I needed to vent so I created a blog. I really think that life is getting to me. I am so frustrated with everyone and everything around me. Between school, my family life, trying to lose that everlasting 20 lbs.,I'm a little annoyed. Okay, I'm a lot annoyed. I was apprehensive about creating a blog in the first place because I feel as if nothing significant is going on in my life right now...or ever!
I'm just going to freestyle some of the immediate problems that are on my mind.

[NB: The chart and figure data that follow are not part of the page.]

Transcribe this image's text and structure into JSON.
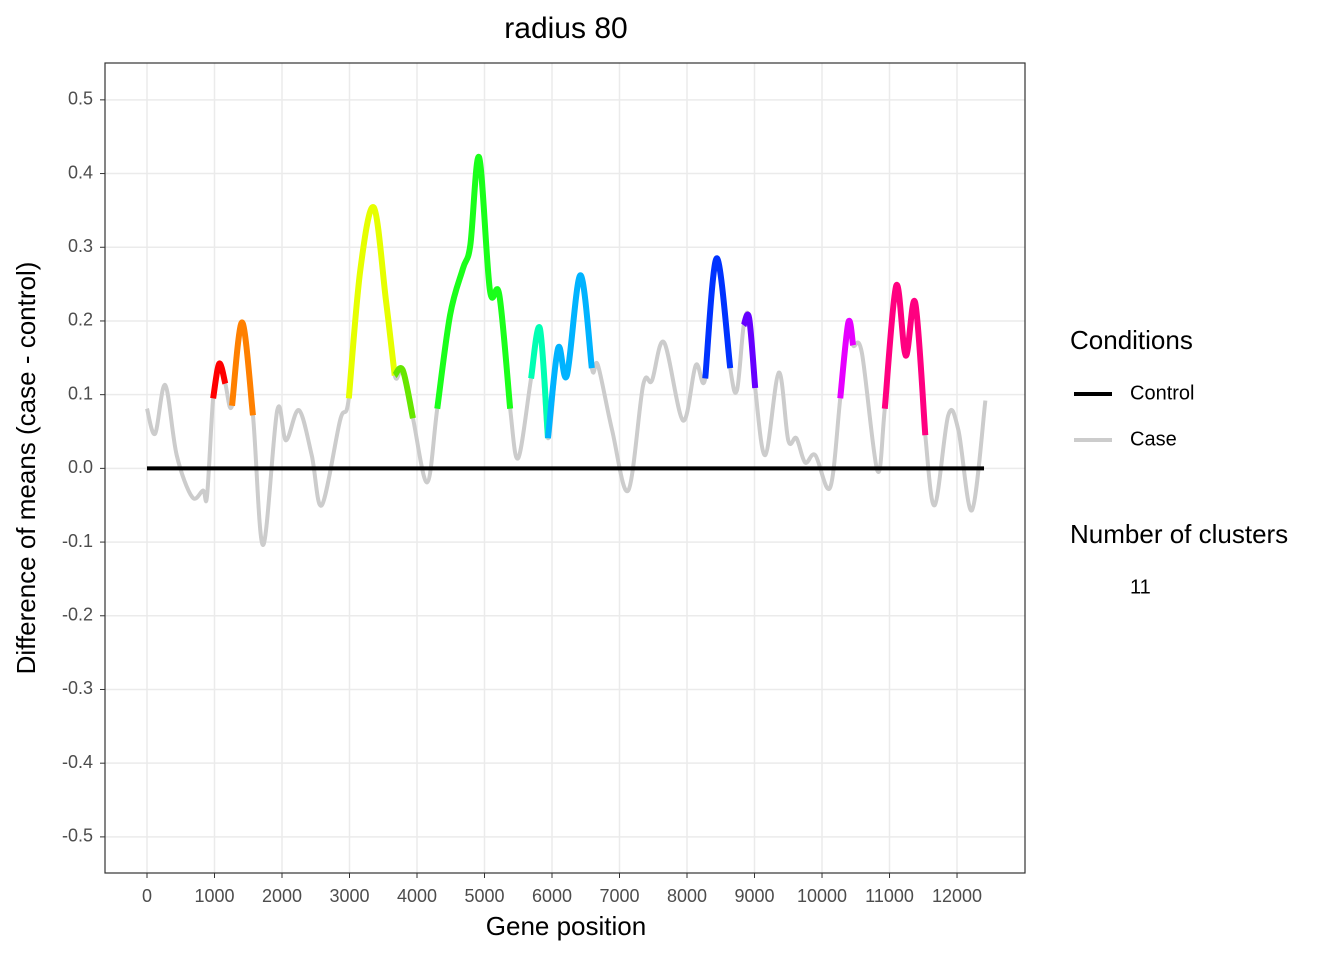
{
  "chart_data": {
    "type": "line",
    "title": "radius 80",
    "x_label": "Gene position",
    "y_label": "Difference of means (case - control)",
    "legend_title": "Conditions",
    "xlim": [
      -622,
      13007
    ],
    "ylim": [
      -0.549,
      0.55
    ],
    "xticks": [
      0,
      1000,
      2000,
      3000,
      4000,
      5000,
      6000,
      7000,
      8000,
      9000,
      10000,
      11000,
      12000
    ],
    "yticks": [
      -0.5,
      -0.4,
      -0.3,
      -0.2,
      -0.1,
      {
        "value": 0,
        "label": "0.0"
      },
      0.1,
      0.2,
      0.3,
      0.4,
      0.5
    ],
    "grid": true,
    "series": [
      {
        "name": "Control",
        "color": "#000000",
        "x": [
          0,
          12400
        ],
        "values": [
          0,
          0
        ]
      },
      {
        "name": "Case",
        "color": "#cccccc",
        "x": [
          0,
          120,
          270,
          440,
          670,
          830,
          890,
          980,
          1070,
          1160,
          1260,
          1410,
          1570,
          1720,
          1930,
          2060,
          2250,
          2440,
          2590,
          2860,
          2990,
          3160,
          3360,
          3540,
          3670,
          3790,
          3940,
          4150,
          4300,
          4490,
          4680,
          4790,
          4920,
          5080,
          5220,
          5380,
          5500,
          5690,
          5820,
          5940,
          6090,
          6220,
          6420,
          6590,
          6680,
          6890,
          7130,
          7350,
          7480,
          7660,
          7940,
          8130,
          8270,
          8440,
          8640,
          8740,
          8840,
          8920,
          9010,
          9160,
          9360,
          9500,
          9620,
          9750,
          9900,
          10120,
          10270,
          10390,
          10460,
          10590,
          10820,
          10930,
          11100,
          11240,
          11380,
          11530,
          11670,
          11870,
          12020,
          12220,
          12420
        ],
        "values": [
          0.081,
          0.047,
          0.113,
          0.018,
          -0.039,
          -0.03,
          -0.037,
          0.095,
          0.142,
          0.115,
          0.085,
          0.198,
          0.072,
          -0.104,
          0.079,
          0.038,
          0.079,
          0.018,
          -0.05,
          0.065,
          0.095,
          0.269,
          0.354,
          0.228,
          0.126,
          0.133,
          0.068,
          -0.019,
          0.081,
          0.208,
          0.271,
          0.303,
          0.422,
          0.242,
          0.235,
          0.081,
          0.014,
          0.122,
          0.19,
          0.041,
          0.163,
          0.126,
          0.262,
          0.136,
          0.14,
          0.052,
          -0.03,
          0.113,
          0.119,
          0.171,
          0.065,
          0.14,
          0.122,
          0.285,
          0.136,
          0.106,
          0.194,
          0.204,
          0.109,
          0.018,
          0.13,
          0.038,
          0.041,
          0.008,
          0.018,
          -0.026,
          0.095,
          0.198,
          0.167,
          0.157,
          -0.003,
          0.081,
          0.248,
          0.153,
          0.225,
          0.045,
          -0.05,
          0.072,
          0.052,
          -0.057,
          0.092
        ]
      }
    ],
    "clusters": [
      {
        "color": "#ff0000",
        "x": [
          980,
          1070,
          1160
        ],
        "values": [
          0.095,
          0.142,
          0.115
        ]
      },
      {
        "color": "#ff8000",
        "x": [
          1260,
          1410,
          1570
        ],
        "values": [
          0.085,
          0.198,
          0.072
        ]
      },
      {
        "color": "#e6ff00",
        "x": [
          2990,
          3160,
          3360,
          3540,
          3670
        ],
        "values": [
          0.095,
          0.269,
          0.354,
          0.228,
          0.126
        ]
      },
      {
        "color": "#66e600",
        "x": [
          3670,
          3790,
          3940
        ],
        "values": [
          0.126,
          0.133,
          0.068
        ]
      },
      {
        "color": "#1aff1a",
        "x": [
          4300,
          4490,
          4680,
          4790,
          4920,
          5080,
          5220,
          5380
        ],
        "values": [
          0.081,
          0.208,
          0.271,
          0.303,
          0.422,
          0.242,
          0.235,
          0.081
        ]
      },
      {
        "color": "#00ffb3",
        "x": [
          5690,
          5820,
          5940
        ],
        "values": [
          0.122,
          0.19,
          0.041
        ]
      },
      {
        "color": "#00b3ff",
        "x": [
          5940,
          6090,
          6220,
          6420,
          6590
        ],
        "values": [
          0.041,
          0.163,
          0.126,
          0.262,
          0.136
        ]
      },
      {
        "color": "#0033ff",
        "x": [
          8270,
          8440,
          8640
        ],
        "values": [
          0.122,
          0.285,
          0.136
        ]
      },
      {
        "color": "#6600ff",
        "x": [
          8840,
          8920,
          9010
        ],
        "values": [
          0.194,
          0.204,
          0.109
        ]
      },
      {
        "color": "#e600ff",
        "x": [
          10270,
          10390,
          10460
        ],
        "values": [
          0.095,
          0.198,
          0.167
        ]
      },
      {
        "color": "#ff0080",
        "x": [
          10930,
          11100,
          11240,
          11380,
          11530
        ],
        "values": [
          0.081,
          0.248,
          0.153,
          0.225,
          0.045
        ]
      }
    ],
    "cluster_count_title": "Number of clusters",
    "cluster_count": 11
  }
}
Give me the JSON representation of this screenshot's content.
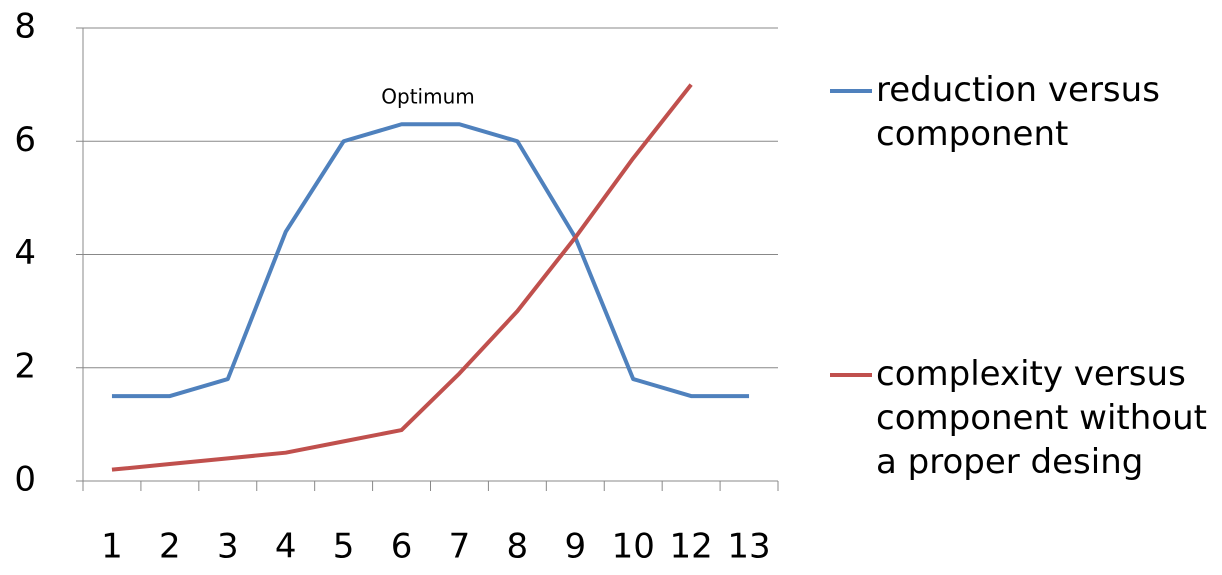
{
  "chart_data": {
    "type": "line",
    "annotation": "Optimum",
    "categories": [
      "1",
      "2",
      "3",
      "4",
      "5",
      "6",
      "7",
      "8",
      "9",
      "10",
      "12",
      "13"
    ],
    "series": [
      {
        "name": "reduction versus component",
        "color": "#4f81bd",
        "values": [
          1.5,
          1.5,
          1.8,
          4.4,
          6.0,
          6.3,
          6.3,
          6.0,
          4.3,
          1.8,
          1.5,
          1.5
        ]
      },
      {
        "name": "complexity versus component without a proper desing",
        "color": "#c0504d",
        "values": [
          0.2,
          0.3,
          0.4,
          0.5,
          0.7,
          0.9,
          1.9,
          3.0,
          4.3,
          5.7,
          7.0,
          null
        ]
      }
    ],
    "ylim": [
      0,
      8
    ],
    "yticks": [
      0,
      2,
      4,
      6,
      8
    ],
    "grid": true
  }
}
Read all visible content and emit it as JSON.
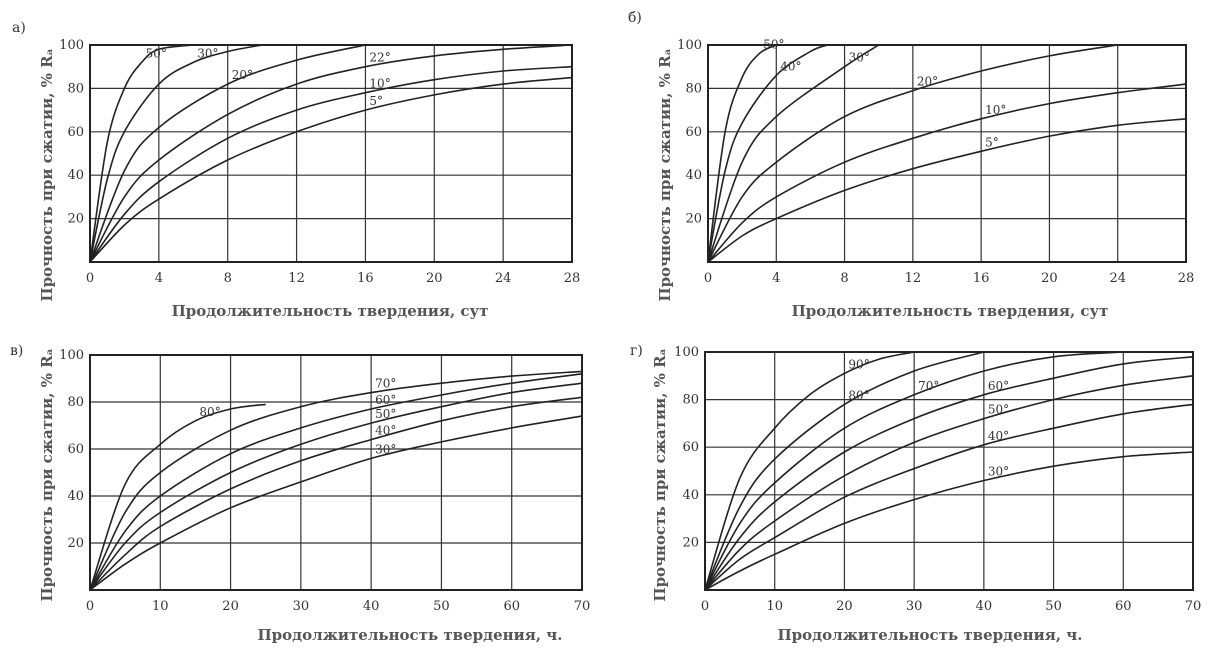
{
  "chart_data": [
    {
      "panel": "а)",
      "type": "line",
      "xlabel": "Продолжительность твердения, сут",
      "ylabel": "Прочность при сжатии, % Rₐ",
      "xlim": [
        0,
        28
      ],
      "ylim": [
        0,
        100
      ],
      "xticks": [
        0,
        4,
        8,
        12,
        16,
        20,
        24,
        28
      ],
      "xtick_labels": [
        "0",
        "4",
        "8",
        "12",
        "16",
        "20",
        "24",
        "28"
      ],
      "yticks": [
        20,
        40,
        60,
        80,
        100
      ],
      "ytick_labels": [
        "20",
        "40",
        "60",
        "80",
        "100"
      ],
      "grid": true,
      "series": [
        {
          "name": "50°",
          "x": [
            0,
            1,
            2,
            3,
            4,
            6
          ],
          "y": [
            0,
            55,
            80,
            92,
            98,
            100
          ]
        },
        {
          "name": "30°",
          "x": [
            0,
            1,
            2,
            4,
            6,
            8,
            10
          ],
          "y": [
            0,
            38,
            60,
            82,
            92,
            97,
            100
          ]
        },
        {
          "name": "20°",
          "x": [
            0,
            2,
            4,
            8,
            12,
            16
          ],
          "y": [
            0,
            42,
            62,
            82,
            93,
            100
          ]
        },
        {
          "name": "22°",
          "x": [
            0,
            2,
            4,
            8,
            12,
            16,
            20,
            24,
            28
          ],
          "y": [
            0,
            30,
            47,
            68,
            82,
            90,
            95,
            98,
            100
          ]
        },
        {
          "name": "10°",
          "x": [
            0,
            2,
            4,
            8,
            12,
            16,
            20,
            24,
            28
          ],
          "y": [
            0,
            22,
            37,
            57,
            70,
            78,
            84,
            88,
            90
          ]
        },
        {
          "name": "5°",
          "x": [
            0,
            2,
            4,
            8,
            12,
            16,
            20,
            24,
            28
          ],
          "y": [
            0,
            17,
            29,
            47,
            60,
            70,
            77,
            82,
            85
          ]
        }
      ]
    },
    {
      "panel": "б)",
      "type": "line",
      "xlabel": "Продолжительность твердения, сут",
      "ylabel": "Прочность при сжатии, % Rₐ",
      "xlim": [
        0,
        28
      ],
      "ylim": [
        0,
        100
      ],
      "xticks": [
        0,
        4,
        8,
        12,
        16,
        20,
        24,
        28
      ],
      "xtick_labels": [
        "0",
        "4",
        "8",
        "12",
        "16",
        "20",
        "24",
        "28"
      ],
      "yticks": [
        20,
        40,
        60,
        80,
        100
      ],
      "ytick_labels": [
        "20",
        "40",
        "60",
        "80",
        "100"
      ],
      "grid": true,
      "series": [
        {
          "name": "50°",
          "x": [
            0,
            1,
            2,
            3,
            4
          ],
          "y": [
            0,
            60,
            85,
            96,
            100
          ]
        },
        {
          "name": "40°",
          "x": [
            0,
            1,
            2,
            4,
            6,
            7
          ],
          "y": [
            0,
            42,
            64,
            86,
            97,
            100
          ]
        },
        {
          "name": "30°",
          "x": [
            0,
            2,
            4,
            8,
            10
          ],
          "y": [
            0,
            46,
            67,
            90,
            100
          ]
        },
        {
          "name": "20°",
          "x": [
            0,
            2,
            4,
            8,
            12,
            16,
            20,
            24
          ],
          "y": [
            0,
            30,
            46,
            67,
            79,
            88,
            95,
            100
          ]
        },
        {
          "name": "10°",
          "x": [
            0,
            2,
            4,
            8,
            12,
            16,
            20,
            24,
            28
          ],
          "y": [
            0,
            18,
            30,
            46,
            57,
            66,
            73,
            78,
            82
          ]
        },
        {
          "name": "5°",
          "x": [
            0,
            2,
            4,
            8,
            12,
            16,
            20,
            24,
            28
          ],
          "y": [
            0,
            12,
            20,
            33,
            43,
            51,
            58,
            63,
            66
          ]
        }
      ]
    },
    {
      "panel": "в)",
      "type": "line",
      "xlabel": "Продолжительность твердения, ч.",
      "ylabel": "Прочность при сжатии, % Rₐ",
      "xlim": [
        0,
        70
      ],
      "ylim": [
        0,
        100
      ],
      "xticks": [
        0,
        10,
        20,
        30,
        40,
        50,
        60,
        70
      ],
      "xtick_labels": [
        "0",
        "10",
        "20",
        "30",
        "40",
        "50",
        "60",
        "70"
      ],
      "yticks": [
        20,
        40,
        60,
        80,
        100
      ],
      "ytick_labels": [
        "20",
        "40",
        "60",
        "80",
        "100"
      ],
      "grid": true,
      "series": [
        {
          "name": "80°",
          "x": [
            0,
            5,
            10,
            15,
            20,
            25
          ],
          "y": [
            0,
            45,
            62,
            72,
            77,
            79
          ]
        },
        {
          "name": "70°",
          "x": [
            0,
            5,
            10,
            20,
            30,
            40,
            50,
            60,
            70
          ],
          "y": [
            0,
            33,
            50,
            68,
            78,
            84,
            88,
            91,
            93
          ]
        },
        {
          "name": "60°",
          "x": [
            0,
            5,
            10,
            20,
            30,
            40,
            50,
            60,
            70
          ],
          "y": [
            0,
            25,
            40,
            58,
            69,
            77,
            83,
            88,
            92
          ]
        },
        {
          "name": "50°",
          "x": [
            0,
            5,
            10,
            20,
            30,
            40,
            50,
            60,
            70
          ],
          "y": [
            0,
            20,
            33,
            50,
            62,
            71,
            78,
            84,
            88
          ]
        },
        {
          "name": "40°",
          "x": [
            0,
            5,
            10,
            20,
            30,
            40,
            50,
            60,
            70
          ],
          "y": [
            0,
            15,
            27,
            43,
            55,
            64,
            72,
            78,
            82
          ]
        },
        {
          "name": "30°",
          "x": [
            0,
            5,
            10,
            20,
            30,
            40,
            50,
            60,
            70
          ],
          "y": [
            0,
            11,
            20,
            35,
            46,
            56,
            63,
            69,
            74
          ]
        }
      ]
    },
    {
      "panel": "г)",
      "type": "line",
      "xlabel": "Продолжительность твердения, ч.",
      "ylabel": "Прочность при сжатии, % Rₐ",
      "xlim": [
        0,
        70
      ],
      "ylim": [
        0,
        100
      ],
      "xticks": [
        0,
        10,
        20,
        30,
        40,
        50,
        60,
        70
      ],
      "xtick_labels": [
        "0",
        "10",
        "20",
        "30",
        "40",
        "50",
        "60",
        "70"
      ],
      "yticks": [
        20,
        40,
        60,
        80,
        100
      ],
      "ytick_labels": [
        "20",
        "40",
        "60",
        "80",
        "100"
      ],
      "grid": true,
      "series": [
        {
          "name": "90°",
          "x": [
            0,
            5,
            10,
            15,
            20,
            25,
            30
          ],
          "y": [
            0,
            47,
            68,
            82,
            91,
            97,
            100
          ]
        },
        {
          "name": "80°",
          "x": [
            0,
            5,
            10,
            20,
            30,
            40
          ],
          "y": [
            0,
            35,
            55,
            78,
            92,
            100
          ]
        },
        {
          "name": "70°",
          "x": [
            0,
            5,
            10,
            20,
            30,
            40,
            50,
            60
          ],
          "y": [
            0,
            28,
            45,
            68,
            82,
            92,
            98,
            100
          ]
        },
        {
          "name": "60°",
          "x": [
            0,
            5,
            10,
            20,
            30,
            40,
            50,
            60,
            70
          ],
          "y": [
            0,
            22,
            37,
            58,
            72,
            82,
            89,
            95,
            98
          ]
        },
        {
          "name": "50°",
          "x": [
            0,
            5,
            10,
            20,
            30,
            40,
            50,
            60,
            70
          ],
          "y": [
            0,
            17,
            29,
            48,
            62,
            72,
            80,
            86,
            90
          ]
        },
        {
          "name": "40°",
          "x": [
            0,
            5,
            10,
            20,
            30,
            40,
            50,
            60,
            70
          ],
          "y": [
            0,
            13,
            22,
            39,
            51,
            61,
            68,
            74,
            78
          ]
        },
        {
          "name": "30°",
          "x": [
            0,
            5,
            10,
            20,
            30,
            40,
            50,
            60,
            70
          ],
          "y": [
            0,
            8,
            15,
            28,
            38,
            46,
            52,
            56,
            58
          ]
        }
      ]
    }
  ]
}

I'm upset that he's not responding to my messages
upset that its taking so long to lose weight
upset that its taking so long to graduate
upset about being overweight
upset that i never have money
upset about all the boring bullshit I'm learning in school
upset that my mother's husband is bullshitting
upset that I have nothing going on in my life right now
upset that females hate
upset that its so hard to find genuine people
upset that i can't just settle for making friends with the people i know right now
upset that I'm not as motivated as I should be
upset about all of the stupid rules of dating
upset about the way I blew up at someone this week

I know that some of my problems are partially my fault, but I don't know how to go about changing my attitude or behavior.
Sometimes I hate to go on and on about my problems because life could be a lot worse, but the fact that things indeed could be alot worse also upsets me.
I've been hostile to people lately because I'm tired of people taking advantage of me. I'm tired of people talking to me however they want to. I'm tired of the rudeness and the bullshit. I guess I've just been letting people get to me and I'm tired to feeling lonely. I guess if so many things about people annoy me, I would be lonely.